Hâlâ da koymuyoruz!..
Bizim bu tavrımız; “Üzmez’in yaptıklarını onaylamadığımız” anlamına gelir.
SONER YALÇIN’IN YAPTIĞI NE?
Ne var ki;
Daha ilk günden itibaren “Vakit yazarı Hüseyin Üzmez” diyerek, bir anlamda “Vakit’i itibarsızlaştırmaya” gayret eden Hürriyet gazetesi, “kendi yazarları Soner Yalçın”ın yazılarını hâlâ yayınlıyor!..
Hem de;
“1. sayfadan anons” yaparak!..
Şöyle savunabilirler kendilerini;
“Her tutuklu, suçu ispat edilip mahkûm oluncaya kadar masumdur... Soner Yalçın da, şu anda tutukludur!.. Kaldı ki; taciz gibi yüz kızartıcı bir suçtan değil, yazdığı yazılardan dolayı tutukludur!.. Yaptıkları, bir gazetecilik faaliyetidir!..”
Mi acaba?..
Bir “doktor”un, hastaları “ameliyat” etmesi için eline verilen “neşter”i, kalkıp da “insanları kesip doğramak” için kullanması, “doktorluk”la izah edilebilir mi?
O, artık “katil”dir!..
Meselâ, Türk Tabipler Birliği’nin de, sırf “meslektaş” diye, katil doktora “destek” verici demeç ve eylemde bulunması, sadece ve sadece “suça ortaklık” olur!..
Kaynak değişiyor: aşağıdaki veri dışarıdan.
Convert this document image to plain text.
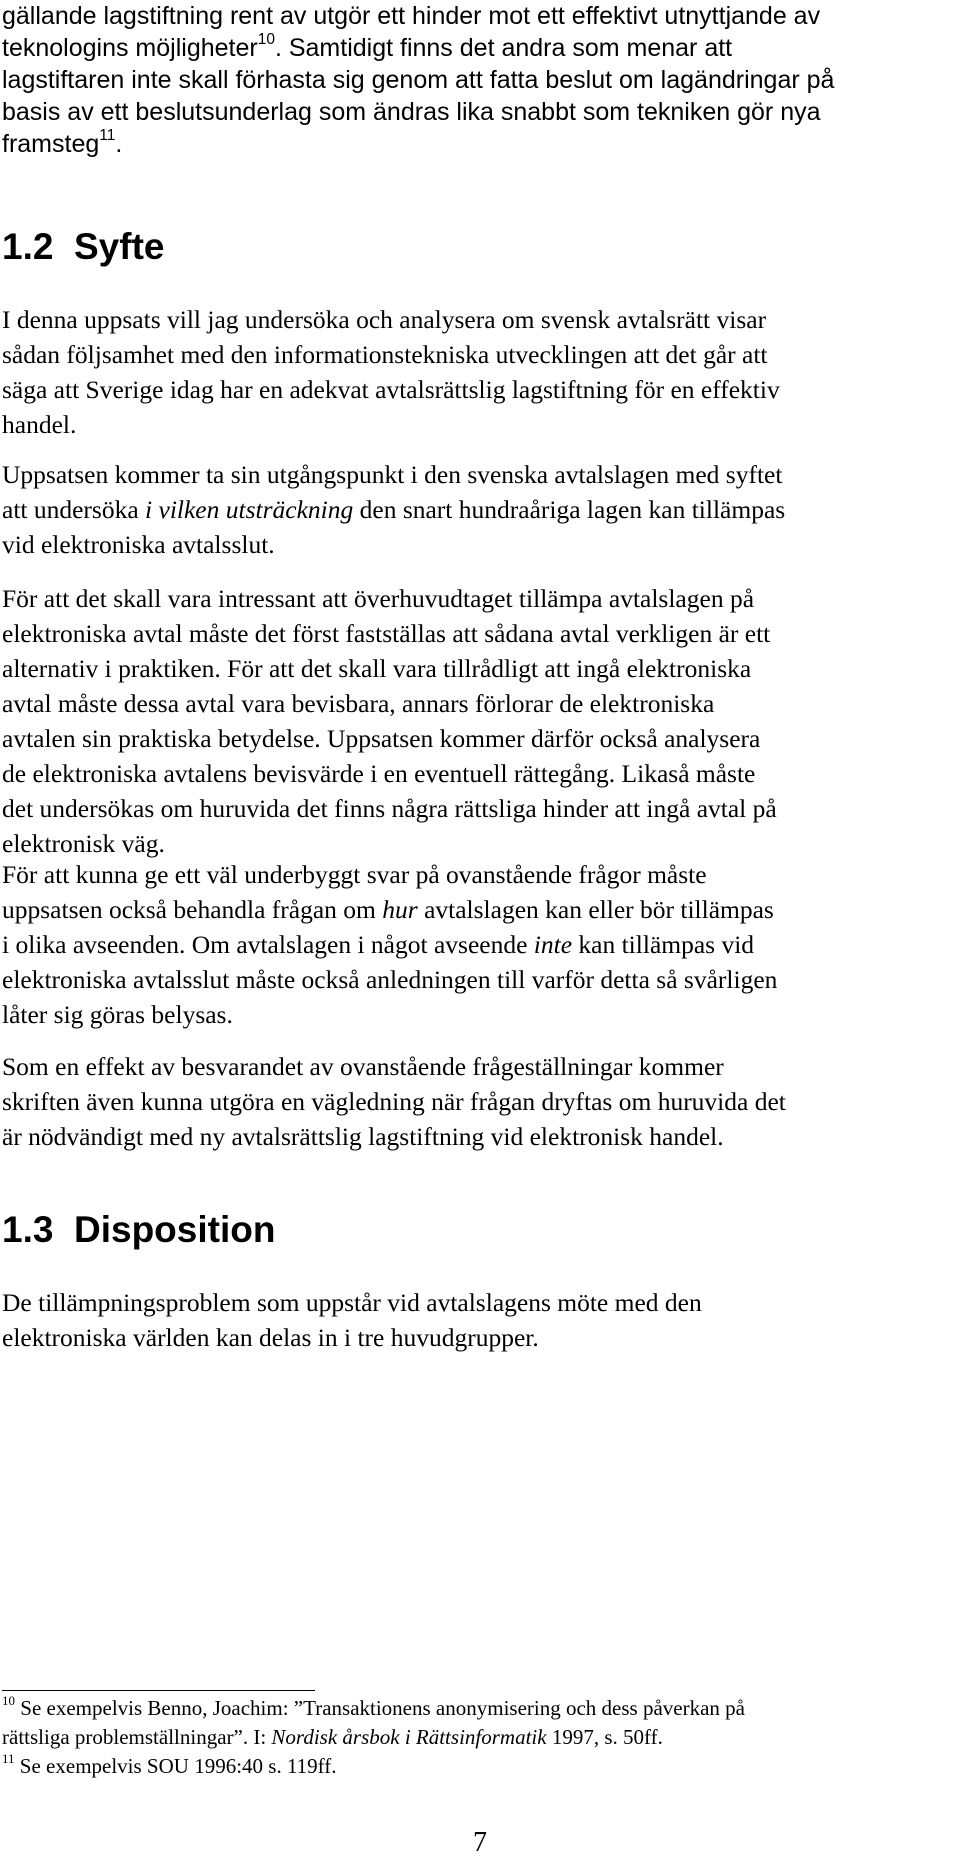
gällande lagstiftning rent av utgör ett hinder mot ett effektivt utnyttjande av
teknologins möjligheter$^{10}$. Samtidigt finns det andra som menar att
lagstiftaren inte skall förhasta sig genom att fatta beslut om lagändringar på
basis av ett beslutsunderlag som ändras lika snabbt som tekniken gör nya
framsteg$^{11}$.

1.2 Syfte

I denna uppsats vill jag undersöka och analysera om svensk avtalsrätt visar
sådan följsamhet med den informationstekniska utvecklingen att det går att
säga att Sverige idag har en adekvat avtalsrättslig lagstiftning för en effektiv
handel.

Uppsatsen kommer ta sin utgångspunkt i den svenska avtalslagen med syftet
att undersöka i vilken utsträckning den snart hundraåriga lagen kan tillämpas
vid elektroniska avtalsslut.

För att det skall vara intressant att överhuvudtaget tillämpa avtalslagen på
elektroniska avtal måste det först fastställas att sådana avtal verkligen är ett
alternativ i praktiken. För att det skall vara tillrådligt att ingå elektroniska
avtal måste dessa avtal vara bevisbara, annars förlorar de elektroniska
avtalen sin praktiska betydelse. Uppsatsen kommer därför också analysera
de elektroniska avtalens bevisvärde i en eventuell rättegång. Likaså måste
det undersökas om huruvida det finns några rättsliga hinder att ingå avtal på
elektronisk väg.

För att kunna ge ett väl underbyggt svar på ovanstående frågor måste
uppsatsen också behandla frågan om hur avtalslagen kan eller bör tillämpas
i olika avseenden. Om avtalslagen i något avseende inte kan tillämpas vid
elektroniska avtalsslut måste också anledningen till varför detta så svårligen
låter sig göras belysas.

Som en effekt av besvarandet av ovanstående frågeställningar kommer
skriften även kunna utgöra en vägledning när frågan dryftas om huruvida det
är nödvändigt med ny avtalsrättslig lagstiftning vid elektronisk handel.

1.3 Disposition

De tillämpningsproblem som uppstår vid avtalslagens möte med den
elektroniska världen kan delas in i tre huvudgrupper.

$^{10}$ Se exempelvis Benno, Joachim: ”Transaktionens anonymisering och dess påverkan på
rättsliga problemställningar”. I: Nordisk årsbok i Rättsinformatik 1997, s. 50ff.
$^{11}$ Se exempelvis SOU 1996:40 s. 119ff.
7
Hürriyet gazetesi, Soner Yalçın’ın eylemlerini “yüz kızartıcı” bulmayabilir!.. O zaman, sormak lâzım kendilerine;
Bir genç kıza “taciz”de bulunmak “yüz kızartıcı eylem” oluyorken, “memleketin ırzına geçmeyi”, yani “tecavüz” etmeyi amaçlayan eylem, nasıl “yüz kızartıcı” olmuyor?..
Yoksa, bu da;
“Özel hayat”a mı giriyor?!?
Sadece sordum!..
Gerisi, kendilerinin bileceği iş!..
BU MU GAZETECİLİK?
Gelelim, bu işin “gazetecilik faaliyetleri” kapsamında değerlendirilip, değerlendirilemeyeceği konusuna...
Bir adam ki;
Başında bulunduğu Oda TV adlı internet sitesinde, “kamuoyunun Ergenekon dâvâları aleyhine yönlendirilmesi” konusunda oraya-buraya “talimat”lar yağdırıyorsa... “Üniversite gençliği harekete geçirilmeli... Gençlik hareketleri, iktidar karşıtı gösterilere dönüştürülmeli!” deyip; “Kitleyi yönlendirecekler iyi belirlenmeli!.. Fitil ateşlensin yeter!.. Bağcılar’a gidip anlatılmalı!.. Bu işe onlar el atarsa mutlaka ses getirir” ifadesini kullanıyorsa!..
Söyleyin Allah aşkına;
Bu, bir “gazetecilik” midir?..
Bir adam ki;
O günlerde Haseki Hastanesi’nde tedavi(!) gören Ergenekon sanığı Mehmet Haberal’ın, Yalçın Küçük’le “görüştürüldüğünü” biliyor ve “Yalçın Hoca’nın Haberal ile irtibatı teknik sebeplerle aksıyor, çözüm?.. Avukat üzerinden görüş!.. Telefon ve mail yok” diyerek, “gizli irtibatlar” içinde bulunuyorsa!..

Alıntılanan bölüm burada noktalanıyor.